Chiquitita by Abba was imbued with so much affection that listening to it always makes me feel as if I’m a little girl, sitting on my mother’s lap, cocooned in her warm embrace.
Perhaps it comes from the whispered endearment, Chiquitita.
Because Chiquitita was described as having broken a feather, it aroused all my protective instincts.
The low-key soulful rendition of the song, the solo vocals sung so beautifully, with the other members of ABBA joining in the chorus.
Thanks to Chiquitita, I learned what metaphors were long before we learned figures of speech at school.
There are other metaphors – “love’s a blown-out candle.” Somewhere else, “walls came tumbling down.”
The song gave me an idea of the secret sorrows that adults carried. Perhaps that was why, unlike some of my peers, I was never in a hurry to grow up.
As a child, I wondered, for a brief while, if Chiquitita was a bird, misled by the “broken feather,” but I figured out the truth of the song soon enough. Chiquitita does that to you. It reminds you of the pain and the turmoil we suffer in the world, but also of the hope. After all, “the sun is still in the sky and shining above you.”
I also learned that if life causes us to lose our song, we mustn’t mope but “sing a new song.”
Coward of the County was one of my earliest experiences of a ballad – a story told in song. It told the story of Tommy, a boy whose father tells him on his deathbed, “It don’t mean you’re weak if you turn the other cheek,” and adds, “You don’t have to fight to be a man.”

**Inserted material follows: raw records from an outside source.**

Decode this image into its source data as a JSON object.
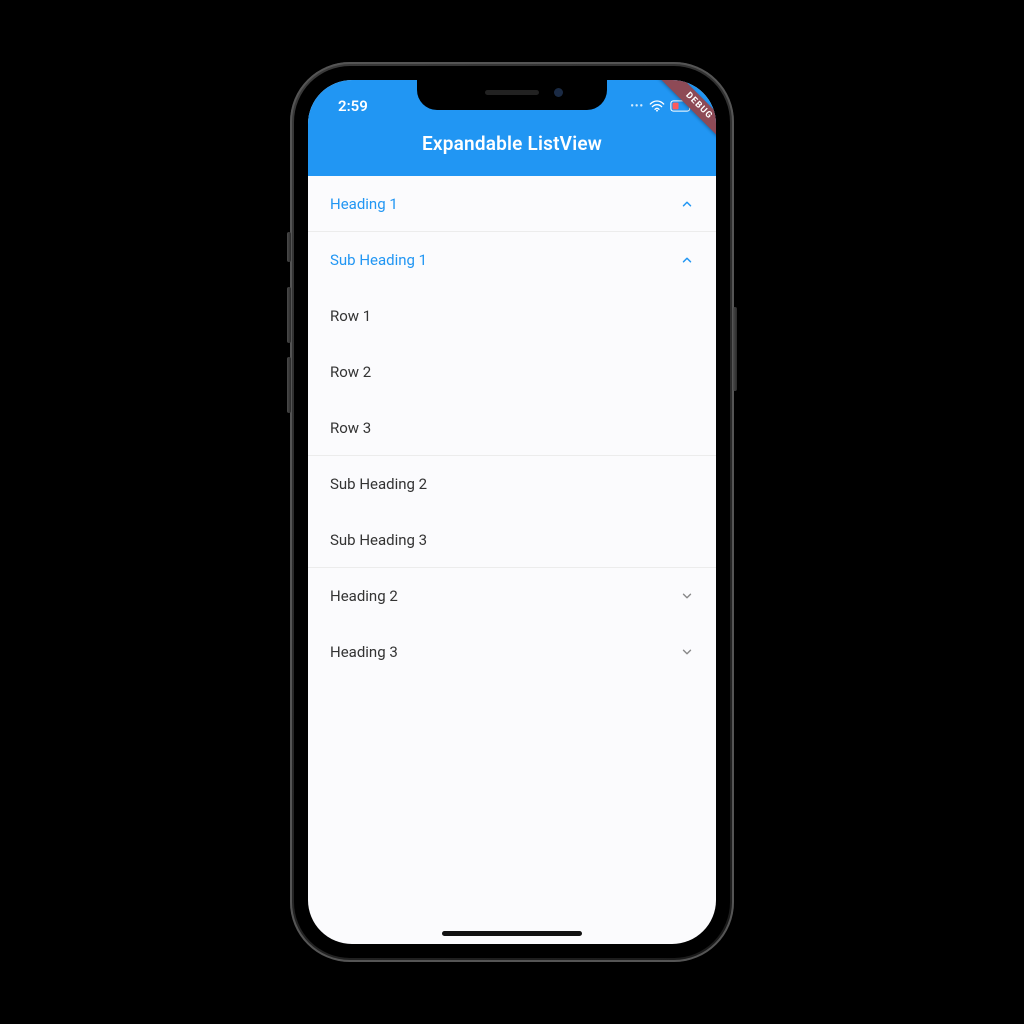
{
  "status": {
    "time": "2:59",
    "debug_label": "DEBUG"
  },
  "appbar": {
    "title": "Expandable ListView"
  },
  "colors": {
    "primary": "#2196f3"
  },
  "list": {
    "heading1": {
      "label": "Heading 1"
    },
    "sub_heading1": {
      "label": "Sub Heading 1"
    },
    "rows": [
      {
        "label": "Row 1"
      },
      {
        "label": "Row 2"
      },
      {
        "label": "Row 3"
      }
    ],
    "sub_heading2": {
      "label": "Sub Heading 2"
    },
    "sub_heading3": {
      "label": "Sub Heading 3"
    },
    "heading2": {
      "label": "Heading 2"
    },
    "heading3": {
      "label": "Heading 3"
    }
  }
}
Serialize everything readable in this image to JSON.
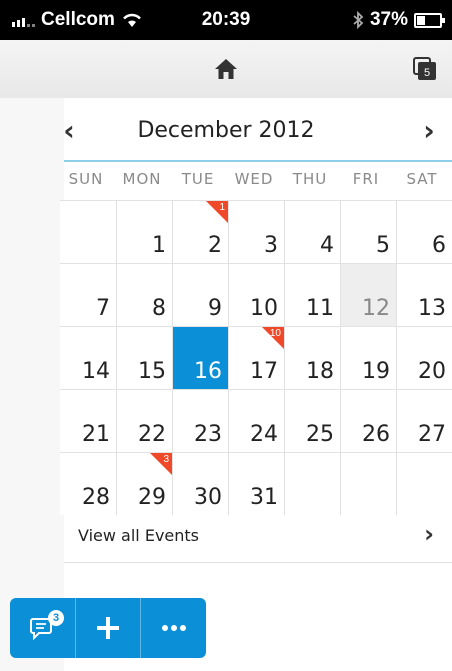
{
  "status_bar": {
    "carrier": "Cellcom",
    "time": "20:39",
    "battery": "37%",
    "icons": [
      "signal-icon",
      "wifi-icon",
      "bluetooth-icon",
      "battery-icon"
    ]
  },
  "navbar": {
    "home_icon": "home-icon",
    "pages_icon": "pages-icon",
    "pages_count": "5"
  },
  "calendar": {
    "month_title": "December 2012",
    "prev": "‹",
    "next": "›",
    "weekdays": [
      "SUN",
      "MON",
      "TUE",
      "WED",
      "THU",
      "FRI",
      "SAT"
    ],
    "weeks": [
      [
        "",
        "1",
        "2",
        "3",
        "4",
        "5",
        "6"
      ],
      [
        "7",
        "8",
        "9",
        "10",
        "11",
        "12",
        "13"
      ],
      [
        "14",
        "15",
        "16",
        "17",
        "18",
        "19",
        "20"
      ],
      [
        "21",
        "22",
        "23",
        "24",
        "25",
        "26",
        "27"
      ],
      [
        "28",
        "29",
        "30",
        "31",
        "",
        "",
        ""
      ]
    ],
    "selected_day": "16",
    "today_day": "12",
    "event_badges": {
      "2": "1",
      "17": "10",
      "29": "3"
    },
    "colors": {
      "selected": "#0b8fd6",
      "badge": "#f0492a",
      "rule": "#8ecfe8"
    }
  },
  "view_all": {
    "label": "View all Events",
    "chevron": "›"
  },
  "toolbar": {
    "messages_count": "3",
    "messages_icon": "chat-icon",
    "add_icon": "plus-icon",
    "more_icon": "more-icon"
  }
}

As Tommy, grows up, he steers clear of fights and is taunted as a coward. When his girl, Becky, is raped, Tommy rescues her by fighting the Gattin boys and defends his actions to his dead father, “Poppa, I sure hope you understand, sometimes you gotta fight when you’re a man.”
What I liked about the song was the story telling skills implicit in this song.
First the hero, the challenge he faces, of being branded a coward, and of how he overcomes that challenge.
There seemed to be a linear progression of thought which impressed me.
Also, Tommy had been laughed at by everyone, and his rising up to save his girl and take control, in defence, appealed to me then.
And then there was Kenny Rogers’ voice, slightly husky and matter-of-fact, almost as if he were reciting his words in sing-song fashion. I haven’t heard or sung this song in years, but as I looked for it on YouTube and played it, the words all came back to me.
A blast from the melodious past.
Cliff Richard never sang a song I didn’t like, and Congratulations was somewhere at the top of my list of songs sung by him. Cliff was the most prolific singer and a regular on Saturday Date. Not a Saturday went by when he didn’t feature on my favourite radio show.
Congratulations has long been a staple at Catholic wedding celebrations in Bombay. When the just married couple make a triumphant entry into the crowded hall, full of people waiting for them to come sauntering by solemnly and happily, it is to the beat of Congratulations blaring through the loudspeakers.
It began with the triumphant boom-boom-boom that heralded this show-stopper of a song, which seemed to invite everyone to get on to the floor, and clap their hands and shake to the rhythm of the song.
Over the years, this song has come to be played for a variety of reasons where the word, Congratulations, needed to be said, including job promotions, baby birth announcements etc.
Listening to the song, I too feel as if “I want the world to know I’m as happy as can be.”